Türkiye'nin yakın tarihinde önemli bir yere sahip olan 28 Şubat postmodern darbesi, ülkedeki siyasi ve toplumsal yapıyı derinden etkilemişti. 28 Şubat 1997'de Türkiye'nin gündemine oturan darbe süreci, birçok kişinin hayatını değiştirdi.
Genelkurmay Başkanı İsmail Hakkı Karadayı tarafından yapılan Milli Güvenlik Kurulu (MGK) toplantısında, ülkede "irticai faaliyetlerin artması" bahanesiyle "muhtıra" olarak adlandırılan bir bildiri yayımlandı. Bildiride, hükümetin istifasının ve sivil toplum kuruluşlarının kapatılmasının istendiği belirtildi. Bu olay, Türkiye'nin demokratikleşme sürecini geriye götüren bir dönüm noktası olarak tarihe geçti.
28 Şubat 1997 tarihinde Türkiye, askeri güçlerin yönetime müdahalesiyle sonuçlanan bir krizle sarsıldı. Sivil hükümetin üzerinde baskı oluşturan ve birçok kişinin gözaltına alındığı, görevlerinden alındığı, hatta yurt dışına kaçmak zorunda kaldığı bu süreç, Türkiye'nin siyasi tarihinde önemli bir dönüm noktasıdır.

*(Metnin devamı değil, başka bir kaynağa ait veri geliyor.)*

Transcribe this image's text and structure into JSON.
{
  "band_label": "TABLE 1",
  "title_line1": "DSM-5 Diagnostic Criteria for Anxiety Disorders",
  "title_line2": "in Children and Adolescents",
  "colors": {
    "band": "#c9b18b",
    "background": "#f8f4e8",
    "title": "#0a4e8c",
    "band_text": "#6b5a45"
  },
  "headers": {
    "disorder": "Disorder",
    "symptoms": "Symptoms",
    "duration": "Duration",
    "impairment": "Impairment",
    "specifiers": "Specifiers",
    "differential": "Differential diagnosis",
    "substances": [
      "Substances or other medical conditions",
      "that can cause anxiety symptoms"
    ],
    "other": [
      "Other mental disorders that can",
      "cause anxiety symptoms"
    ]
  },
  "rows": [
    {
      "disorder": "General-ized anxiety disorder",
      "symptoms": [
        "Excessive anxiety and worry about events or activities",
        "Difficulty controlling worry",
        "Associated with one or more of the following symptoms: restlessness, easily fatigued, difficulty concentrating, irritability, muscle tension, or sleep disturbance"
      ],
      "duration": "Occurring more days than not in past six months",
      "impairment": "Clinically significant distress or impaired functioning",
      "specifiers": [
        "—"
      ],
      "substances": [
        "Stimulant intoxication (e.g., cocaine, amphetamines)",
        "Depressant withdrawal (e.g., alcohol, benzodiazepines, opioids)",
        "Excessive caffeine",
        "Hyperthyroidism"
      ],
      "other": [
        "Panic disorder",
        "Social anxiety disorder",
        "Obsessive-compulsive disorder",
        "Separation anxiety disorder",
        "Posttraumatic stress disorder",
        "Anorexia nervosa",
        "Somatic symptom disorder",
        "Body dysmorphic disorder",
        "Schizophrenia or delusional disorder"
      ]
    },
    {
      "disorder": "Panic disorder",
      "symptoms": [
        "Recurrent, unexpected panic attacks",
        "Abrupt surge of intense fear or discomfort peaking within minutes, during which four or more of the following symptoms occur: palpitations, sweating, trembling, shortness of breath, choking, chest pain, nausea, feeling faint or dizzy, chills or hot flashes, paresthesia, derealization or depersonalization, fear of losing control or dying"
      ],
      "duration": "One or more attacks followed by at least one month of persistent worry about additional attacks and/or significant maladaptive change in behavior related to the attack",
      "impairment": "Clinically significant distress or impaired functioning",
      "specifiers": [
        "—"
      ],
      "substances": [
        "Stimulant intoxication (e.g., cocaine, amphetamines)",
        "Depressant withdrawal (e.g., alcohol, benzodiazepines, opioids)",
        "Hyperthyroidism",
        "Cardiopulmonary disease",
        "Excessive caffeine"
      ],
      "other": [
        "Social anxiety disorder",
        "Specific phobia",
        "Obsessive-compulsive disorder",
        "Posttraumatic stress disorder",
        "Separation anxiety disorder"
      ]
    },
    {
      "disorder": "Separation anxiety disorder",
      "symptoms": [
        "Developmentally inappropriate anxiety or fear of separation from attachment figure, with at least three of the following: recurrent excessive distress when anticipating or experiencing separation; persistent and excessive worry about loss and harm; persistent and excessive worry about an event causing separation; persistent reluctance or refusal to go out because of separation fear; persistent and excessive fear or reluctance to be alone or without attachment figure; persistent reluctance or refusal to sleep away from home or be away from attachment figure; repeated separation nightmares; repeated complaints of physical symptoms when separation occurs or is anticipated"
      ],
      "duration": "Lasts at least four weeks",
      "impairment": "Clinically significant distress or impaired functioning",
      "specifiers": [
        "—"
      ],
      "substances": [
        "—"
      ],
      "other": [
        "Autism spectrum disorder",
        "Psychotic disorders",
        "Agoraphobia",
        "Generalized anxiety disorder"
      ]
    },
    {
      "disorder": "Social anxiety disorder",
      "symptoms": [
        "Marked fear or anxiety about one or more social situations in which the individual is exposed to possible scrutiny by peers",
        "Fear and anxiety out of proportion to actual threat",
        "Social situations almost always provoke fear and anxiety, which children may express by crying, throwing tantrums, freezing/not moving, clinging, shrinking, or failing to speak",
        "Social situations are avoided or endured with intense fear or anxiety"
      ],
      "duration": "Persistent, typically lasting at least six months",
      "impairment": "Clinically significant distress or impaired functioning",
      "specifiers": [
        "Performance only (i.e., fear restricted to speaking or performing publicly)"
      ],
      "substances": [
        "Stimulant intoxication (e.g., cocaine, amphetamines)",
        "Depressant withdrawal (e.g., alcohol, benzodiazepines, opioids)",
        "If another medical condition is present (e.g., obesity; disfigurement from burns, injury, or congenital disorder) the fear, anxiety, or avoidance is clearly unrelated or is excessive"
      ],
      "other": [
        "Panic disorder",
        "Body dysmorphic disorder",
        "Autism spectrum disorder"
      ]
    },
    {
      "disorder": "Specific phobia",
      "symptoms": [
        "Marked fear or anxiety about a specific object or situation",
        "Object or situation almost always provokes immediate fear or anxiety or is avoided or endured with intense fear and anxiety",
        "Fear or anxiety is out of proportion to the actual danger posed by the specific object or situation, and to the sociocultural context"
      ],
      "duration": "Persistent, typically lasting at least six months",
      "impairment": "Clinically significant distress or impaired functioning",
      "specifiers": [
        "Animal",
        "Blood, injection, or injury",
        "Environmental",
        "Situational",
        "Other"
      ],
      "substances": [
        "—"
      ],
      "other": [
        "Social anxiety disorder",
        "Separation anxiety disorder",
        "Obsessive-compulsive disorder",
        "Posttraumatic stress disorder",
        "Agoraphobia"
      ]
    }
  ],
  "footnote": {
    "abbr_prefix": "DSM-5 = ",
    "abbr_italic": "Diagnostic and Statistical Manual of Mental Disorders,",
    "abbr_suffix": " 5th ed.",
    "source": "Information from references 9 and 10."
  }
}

28 Şubat darbesi, Türkiye'deki İslamcı hareketlerin güçlenmesine ve sivil siyasette etkili olmasına karşı yürütülen bir mücadelenin sonucudur. Bu dönemde, başta Refah Partisi olmak üzere diğer İslamcı partiler ve gruplar, laiklik ve cumhuriyet değerlerine karşı bir tehdit olarak algılanmaktaydı. Askeri güçler, sivil hükümeti ve İslamcı hareketleri kontrol altına almak için harekete geçti.
28 Şubat darbesinin sonuçları, Türkiye'deki siyasi, sosyal ve kültürel hayatı uzun süre etkiledi. Bu dönemde, birçok kişi haksız yere hapis cezasına çarptırıldı veya işinden atıldı. Darbenin etkileri, Türkiye'nin demokratik ve insan hakları alanındaki zayıflıklarını da ortaya çıkardı.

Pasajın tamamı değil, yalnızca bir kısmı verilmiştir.